[PD] segmented patchcords (was Re: PD & MAX)

Roman Haefeli reduzierer at yahoo.de
Tue Dec 4 23:11:54 CET 2007

On Tue, 2007-12-04 at 18:29 +0100, Frank Barknecht wrote:
> Hallo,
> marius schebella hat gesagt: // marius schebella wrote:
> > segmented patchcords can make patches less readable, but most of the 
> > time they make patches more readable, and that is when you use so many 
> > unsegmented cords that they hide the objects. also when you want to 
> > connect an object at the bottom of the patch to an object at the top, 
> > then you can lay the cord at the outside of the patch to make the 
> > ~feed-back.
> Flamewar bait, but I'll bite: I think, in many of these cases the
> objects or even the whole patch are laid out in a bad or even wrong
> way. If a patch has so many cords that everything is black from them,
> something is wrong on another level than the level segmentation of
> cords could fix. Then the patch is in need of refactoring. 
> With feedback it's a slighty different issue, but unless you have a
> lot of feedback in your patch, you can make your own segments with [t
> a] or send/receive, and if you have a lot of feedback in your patch,
> you probably should use more abstractions/subpatches anyway, see
> above.
> Btw.: Even many Max users prefer non-segmented cords, don't they?

oh, dear... i sooo much agree with you...

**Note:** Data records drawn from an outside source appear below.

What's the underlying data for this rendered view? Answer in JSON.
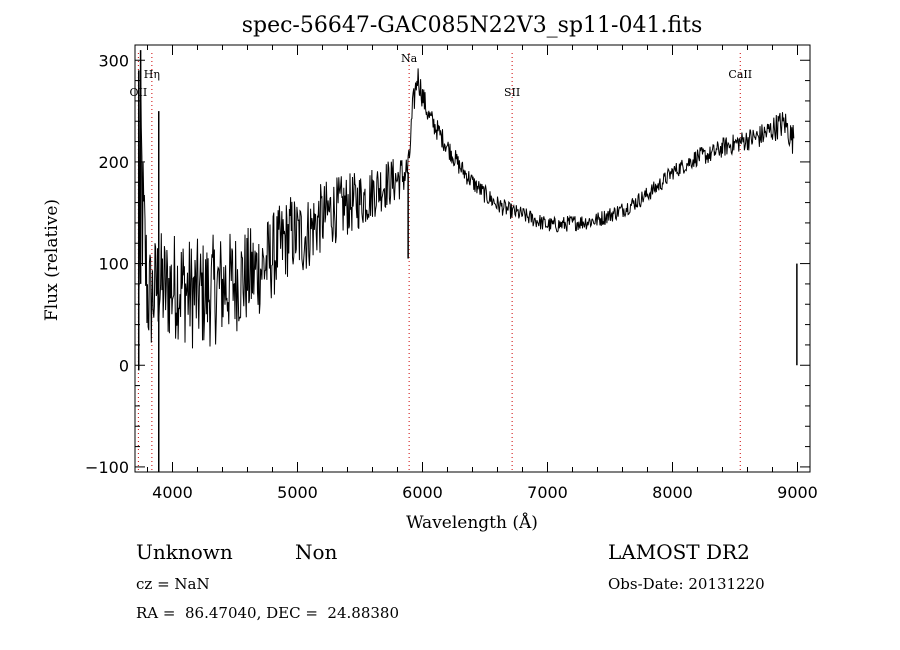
{
  "chart_data": {
    "type": "line",
    "title": "spec-56647-GAC085N22V3_sp11-041.fits",
    "xlabel": "Wavelength (Å)",
    "ylabel": "Flux (relative)",
    "xlim": [
      3700,
      9100
    ],
    "ylim": [
      -105,
      315
    ],
    "x_ticks": [
      4000,
      5000,
      6000,
      7000,
      8000,
      9000
    ],
    "x_tick_labels": [
      "4000",
      "5000",
      "6000",
      "7000",
      "8000",
      "9000"
    ],
    "y_ticks": [
      -100,
      0,
      100,
      200,
      300
    ],
    "y_tick_labels": [
      "−100",
      "0",
      "100",
      "200",
      "300"
    ],
    "grid": false,
    "series": [
      {
        "line_color": "#000000",
        "x": [
          3730,
          3745,
          3760,
          3780,
          3800,
          3830,
          3880,
          3950,
          4050,
          4150,
          4250,
          4350,
          4450,
          4550,
          4650,
          4750,
          4850,
          4950,
          5050,
          5150,
          5250,
          5350,
          5450,
          5550,
          5650,
          5750,
          5830,
          5870,
          5890,
          5920,
          5960,
          6000,
          6050,
          6100,
          6200,
          6300,
          6400,
          6500,
          6600,
          6700,
          6800,
          6900,
          7000,
          7100,
          7200,
          7300,
          7400,
          7500,
          7600,
          7700,
          7800,
          7900,
          8000,
          8100,
          8200,
          8300,
          8400,
          8500,
          8600,
          8700,
          8800,
          8850,
          8900,
          8930,
          8960,
          8970
        ],
        "y": [
          50,
          240,
          150,
          110,
          70,
          65,
          80,
          75,
          80,
          70,
          70,
          75,
          80,
          85,
          90,
          100,
          115,
          130,
          125,
          140,
          150,
          155,
          160,
          165,
          175,
          180,
          185,
          190,
          195,
          250,
          285,
          265,
          245,
          235,
          215,
          195,
          180,
          168,
          158,
          152,
          148,
          143,
          138,
          138,
          140,
          141,
          143,
          148,
          153,
          160,
          168,
          178,
          190,
          197,
          205,
          207,
          214,
          218,
          222,
          225,
          232,
          236,
          238,
          230,
          222,
          225
        ],
        "noise_amplitude": [
          30,
          60,
          80,
          70,
          60,
          55,
          55,
          55,
          55,
          55,
          55,
          55,
          52,
          50,
          48,
          45,
          42,
          40,
          38,
          36,
          34,
          32,
          30,
          28,
          26,
          24,
          22,
          20,
          18,
          15,
          14,
          13,
          12,
          11,
          10,
          10,
          9,
          9,
          9,
          8,
          8,
          8,
          8,
          8,
          8,
          8,
          8,
          8,
          8,
          8,
          8,
          8,
          8,
          8,
          9,
          9,
          10,
          10,
          11,
          12,
          13,
          14,
          15,
          15,
          15,
          15
        ]
      }
    ],
    "artifacts": [
      {
        "x": 3730,
        "y_from": -5,
        "y_to": 290
      },
      {
        "x": 3745,
        "y_from": 80,
        "y_to": 310
      },
      {
        "x": 3890,
        "y_from": -105,
        "y_to": 250
      },
      {
        "x": 5885,
        "y_from": 105,
        "y_to": 190
      },
      {
        "x": 8995,
        "y_from": 0,
        "y_to": 100
      }
    ],
    "line_markers": [
      {
        "label": "OII",
        "x": 3727
      },
      {
        "label": "Hη",
        "x": 3835
      },
      {
        "label": "Na",
        "x": 5893
      },
      {
        "label": "SII",
        "x": 6717
      },
      {
        "label": "CaII",
        "x": 8542
      }
    ],
    "marker_color": "#cc0000"
  },
  "info": {
    "class_label": "Unknown",
    "subclass_label": "Non",
    "survey": "LAMOST DR2",
    "cz": "cz = NaN",
    "obs_date": "Obs-Date: 20131220",
    "coords": "RA =  86.47040, DEC =  24.88380"
  }
}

from my experience, whenever segmented patch cords would make a patch
more readable, the patch is very unreadable already anyway (even if it
had segmented chords). it's very difficult (at least for me with limited
brain power) to keep track of all the dataflow and its execution order,
if there is so much recursion and chords going from left to right and
vice versa. in other words: i am absolutely not against segmented patch
cords in general, but they are not a solution for more easily readable
patches. they probably just make the problem look nicer, but the problem
is still there. so, my recommandations go in the very same direction as
franks: whenever readability becomes an issue, try to the restructure
the patch. 

probably this won't apply to your way of patching, but i used to have a
lot of readability problems when using objects like [textfile] or
[index] or selfmade abstractions to store and access certain sets of
information, because probably a lot of other objects were accessing
them, and each of these had a direct connection to [textfile] (or
whatsoever). especially, when the reading from [textfile] (..) is
dependent from previous outputs from [textfile] you can easily end up
with _very_ unreadable spaghetti patches. i would like to show you a
structure, that turned out to be used quite often in my patches. maybe
this is obvious and well known to you already, it is simply based on the
idea by making such objects like [textfile] more easily accessible with
sends and receives like this, lets call it the 'provide pattern':

[r $0.textfile.i.0]
[texfile ]
|        |
|        [s $0.textfile.o.1]
[s $0.textfile.o.0]

then you can access it with as many of the following structures as you
want (lets call it the 'access pattern':

[t b a]
|     |
|     [s $0.textfile.i.0]
|     [r $0.textfile.o.0]
|     |
[list ]

you can easily have as many 'access patterns' in a serie and the patch
is still very easy to read. although we actually still have a patch with
many recursion, you can read it in one direction, from top to bottom.